Surabaya (prapanca.id) – Gubernur Jawa Timur Khofifah Indar Parawansa memenuhi undangan Presiden Republik Indonesia Prabowo Subianto dalam pertemuan bersama pimpinan organisasi kemasyarakatan (ormas) Islam di Istana Negara, Jakarta, Selasa (3/2/2026).
Usai mengikuti pengarahan Presiden Prabowo, Khofifah menyampaikan optimismenya bahwa forum tersebut menjadi momentum penting untuk memperkuat harmoni lintas organisasi kemasyarakatan dalam rangka mewujudkan Indonesia yang damai dan bersatu.
Khofifah yang juga menjabat sebagai Ketua Umum Dewan Pembina PP Muslimat NU menilai, kehadiran para tokoh ormas Islam memiliki peran strategis dalam menjaga harmonisasi kehidupan bermasyarakat, berbangsa, dan bernegara.
“Pertemuan ini sangat positif. Bapak Presiden Prabowo meluangkan waktu untuk bersilaturahmi dan berdialog dengan lintas ormas Islam, tokoh pesantren, serta tokoh-tokoh keagamaan,” ujar Khofifah.
Menurutnya, intensitas silaturahmi antara pemerintah dan ormas keagamaan perlu terus ditingkatkan. Hal tersebut menjadi modal sosial penting dalam memperkokoh persatuan nasional.
“Silaturahmi bisa dilakukan kapan saja dan di mana saja. Terlebih saat ini bersama Presiden Republik Indonesia,” tambahnya.
Khofifah menegaskan, selama ini ormas-ormas Islam telah berkontribusi nyata terhadap berbagai program strategis nasional, di antaranya dukungan terhadap pelaksanaan Makan Bergizi Gratis (MBG) serta penguatan program Sekolah Rakyat (SR) melalui peran wali asuh dan wali asrama, khususnya di Jawa Timur.

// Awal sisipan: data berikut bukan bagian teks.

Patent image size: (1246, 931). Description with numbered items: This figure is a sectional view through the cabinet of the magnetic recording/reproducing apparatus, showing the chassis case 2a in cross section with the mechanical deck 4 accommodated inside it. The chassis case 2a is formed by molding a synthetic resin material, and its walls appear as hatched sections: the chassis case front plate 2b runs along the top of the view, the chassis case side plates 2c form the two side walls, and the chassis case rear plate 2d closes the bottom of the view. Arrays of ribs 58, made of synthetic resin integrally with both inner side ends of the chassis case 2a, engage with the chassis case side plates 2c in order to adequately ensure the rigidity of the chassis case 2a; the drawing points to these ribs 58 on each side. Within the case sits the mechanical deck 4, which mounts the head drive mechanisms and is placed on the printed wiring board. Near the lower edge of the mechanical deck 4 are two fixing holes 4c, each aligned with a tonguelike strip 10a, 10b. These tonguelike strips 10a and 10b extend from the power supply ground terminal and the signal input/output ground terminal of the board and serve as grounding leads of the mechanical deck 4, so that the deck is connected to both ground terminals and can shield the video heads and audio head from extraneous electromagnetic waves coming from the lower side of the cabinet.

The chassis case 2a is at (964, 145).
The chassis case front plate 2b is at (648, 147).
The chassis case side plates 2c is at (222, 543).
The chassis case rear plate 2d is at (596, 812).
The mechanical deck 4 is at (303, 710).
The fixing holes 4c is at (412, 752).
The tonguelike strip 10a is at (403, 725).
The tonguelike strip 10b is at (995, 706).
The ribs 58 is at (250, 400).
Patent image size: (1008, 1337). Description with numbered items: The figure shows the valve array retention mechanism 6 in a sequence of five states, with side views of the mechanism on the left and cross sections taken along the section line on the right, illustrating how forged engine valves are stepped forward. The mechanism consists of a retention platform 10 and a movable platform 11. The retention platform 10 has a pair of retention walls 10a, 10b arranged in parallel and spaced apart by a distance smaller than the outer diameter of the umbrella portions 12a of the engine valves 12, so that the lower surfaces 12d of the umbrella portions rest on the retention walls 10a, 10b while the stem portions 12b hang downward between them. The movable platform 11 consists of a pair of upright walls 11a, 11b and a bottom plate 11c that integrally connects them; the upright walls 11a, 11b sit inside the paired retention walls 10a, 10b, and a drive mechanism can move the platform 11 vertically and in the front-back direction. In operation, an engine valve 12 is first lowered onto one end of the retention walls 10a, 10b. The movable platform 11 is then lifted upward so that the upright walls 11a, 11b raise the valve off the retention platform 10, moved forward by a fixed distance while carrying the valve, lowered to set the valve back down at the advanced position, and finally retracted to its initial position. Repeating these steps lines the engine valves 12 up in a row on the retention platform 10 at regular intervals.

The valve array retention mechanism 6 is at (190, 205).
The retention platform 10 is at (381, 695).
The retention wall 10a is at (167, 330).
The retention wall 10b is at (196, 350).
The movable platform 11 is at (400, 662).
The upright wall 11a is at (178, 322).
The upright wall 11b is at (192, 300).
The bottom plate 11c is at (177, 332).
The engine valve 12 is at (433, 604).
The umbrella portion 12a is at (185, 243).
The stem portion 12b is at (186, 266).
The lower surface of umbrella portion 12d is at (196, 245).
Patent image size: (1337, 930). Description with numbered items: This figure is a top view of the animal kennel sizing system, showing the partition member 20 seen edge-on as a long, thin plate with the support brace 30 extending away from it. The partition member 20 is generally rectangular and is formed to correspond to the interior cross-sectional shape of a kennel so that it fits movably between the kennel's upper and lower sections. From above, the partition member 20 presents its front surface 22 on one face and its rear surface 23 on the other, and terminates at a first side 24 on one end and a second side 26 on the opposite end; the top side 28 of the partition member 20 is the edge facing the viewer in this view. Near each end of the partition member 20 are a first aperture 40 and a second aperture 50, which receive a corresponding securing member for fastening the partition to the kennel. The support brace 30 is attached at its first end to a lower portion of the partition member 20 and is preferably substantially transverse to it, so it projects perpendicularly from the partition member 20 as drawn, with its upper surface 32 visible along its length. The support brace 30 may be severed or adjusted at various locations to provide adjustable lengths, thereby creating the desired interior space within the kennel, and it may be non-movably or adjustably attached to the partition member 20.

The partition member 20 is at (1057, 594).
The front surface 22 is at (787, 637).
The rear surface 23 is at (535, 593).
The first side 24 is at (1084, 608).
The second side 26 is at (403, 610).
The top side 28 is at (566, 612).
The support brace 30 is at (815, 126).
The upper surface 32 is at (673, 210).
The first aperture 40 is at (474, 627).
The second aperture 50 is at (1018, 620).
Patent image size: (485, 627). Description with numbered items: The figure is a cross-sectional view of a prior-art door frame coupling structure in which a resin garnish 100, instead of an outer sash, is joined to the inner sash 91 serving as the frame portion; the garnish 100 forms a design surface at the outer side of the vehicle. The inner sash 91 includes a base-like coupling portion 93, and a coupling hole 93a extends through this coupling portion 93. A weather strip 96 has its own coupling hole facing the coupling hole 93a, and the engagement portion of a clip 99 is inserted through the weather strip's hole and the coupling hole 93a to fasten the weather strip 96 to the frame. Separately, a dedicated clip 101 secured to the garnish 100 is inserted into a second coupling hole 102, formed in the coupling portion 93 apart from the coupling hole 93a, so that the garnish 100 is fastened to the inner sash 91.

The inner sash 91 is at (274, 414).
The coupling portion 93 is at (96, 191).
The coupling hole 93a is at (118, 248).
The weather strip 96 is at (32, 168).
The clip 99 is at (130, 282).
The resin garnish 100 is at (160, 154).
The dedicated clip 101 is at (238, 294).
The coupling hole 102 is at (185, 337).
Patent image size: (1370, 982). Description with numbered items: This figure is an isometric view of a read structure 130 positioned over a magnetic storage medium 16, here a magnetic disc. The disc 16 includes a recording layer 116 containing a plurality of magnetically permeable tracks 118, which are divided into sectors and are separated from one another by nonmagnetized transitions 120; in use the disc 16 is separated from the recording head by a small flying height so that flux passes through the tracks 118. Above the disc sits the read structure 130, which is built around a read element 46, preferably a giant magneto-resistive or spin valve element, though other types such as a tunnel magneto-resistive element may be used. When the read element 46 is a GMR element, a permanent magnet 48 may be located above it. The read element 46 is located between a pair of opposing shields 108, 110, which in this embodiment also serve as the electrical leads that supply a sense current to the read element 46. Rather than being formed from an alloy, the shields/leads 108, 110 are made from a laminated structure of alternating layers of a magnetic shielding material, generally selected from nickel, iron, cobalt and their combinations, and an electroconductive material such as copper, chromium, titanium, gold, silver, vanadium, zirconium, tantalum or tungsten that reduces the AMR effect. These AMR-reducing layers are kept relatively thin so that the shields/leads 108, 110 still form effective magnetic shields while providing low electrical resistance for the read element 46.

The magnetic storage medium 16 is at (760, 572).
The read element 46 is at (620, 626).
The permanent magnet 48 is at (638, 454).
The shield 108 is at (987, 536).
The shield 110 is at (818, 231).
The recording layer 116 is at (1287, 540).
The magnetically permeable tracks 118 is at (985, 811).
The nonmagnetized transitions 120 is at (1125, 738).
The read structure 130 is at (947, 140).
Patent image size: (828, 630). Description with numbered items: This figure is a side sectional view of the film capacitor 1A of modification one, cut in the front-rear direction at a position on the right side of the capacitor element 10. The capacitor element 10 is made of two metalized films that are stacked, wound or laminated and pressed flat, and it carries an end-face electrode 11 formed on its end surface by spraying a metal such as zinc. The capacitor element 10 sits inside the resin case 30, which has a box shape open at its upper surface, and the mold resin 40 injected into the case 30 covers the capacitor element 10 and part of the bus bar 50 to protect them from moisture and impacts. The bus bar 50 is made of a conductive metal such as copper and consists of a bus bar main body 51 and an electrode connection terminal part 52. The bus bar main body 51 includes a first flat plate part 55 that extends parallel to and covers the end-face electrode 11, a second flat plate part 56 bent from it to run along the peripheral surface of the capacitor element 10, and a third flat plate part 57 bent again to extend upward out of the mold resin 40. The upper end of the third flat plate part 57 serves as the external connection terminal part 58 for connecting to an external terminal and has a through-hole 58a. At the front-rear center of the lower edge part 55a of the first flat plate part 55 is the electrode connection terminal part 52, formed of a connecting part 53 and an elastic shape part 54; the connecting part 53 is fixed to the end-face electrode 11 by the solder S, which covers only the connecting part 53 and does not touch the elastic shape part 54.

Selain itu, sinergi antara pemerintah dan ormas Islam juga terjalin dalam upaya penguatan ketahanan pangan nasional.
Ia meyakini, pertemuan di Istana Negara tersebut akan menghasilkan langkah-langkah konkret yang dapat dirumuskan dalam rencana aksi bersama demi kepentingan bangsa dan masyarakat luas.
“Insya Allah pertemuan ini menjadi awal yang produktif dan berdampak nyata bagi bangsa dan negara,” pungkas Khofifah.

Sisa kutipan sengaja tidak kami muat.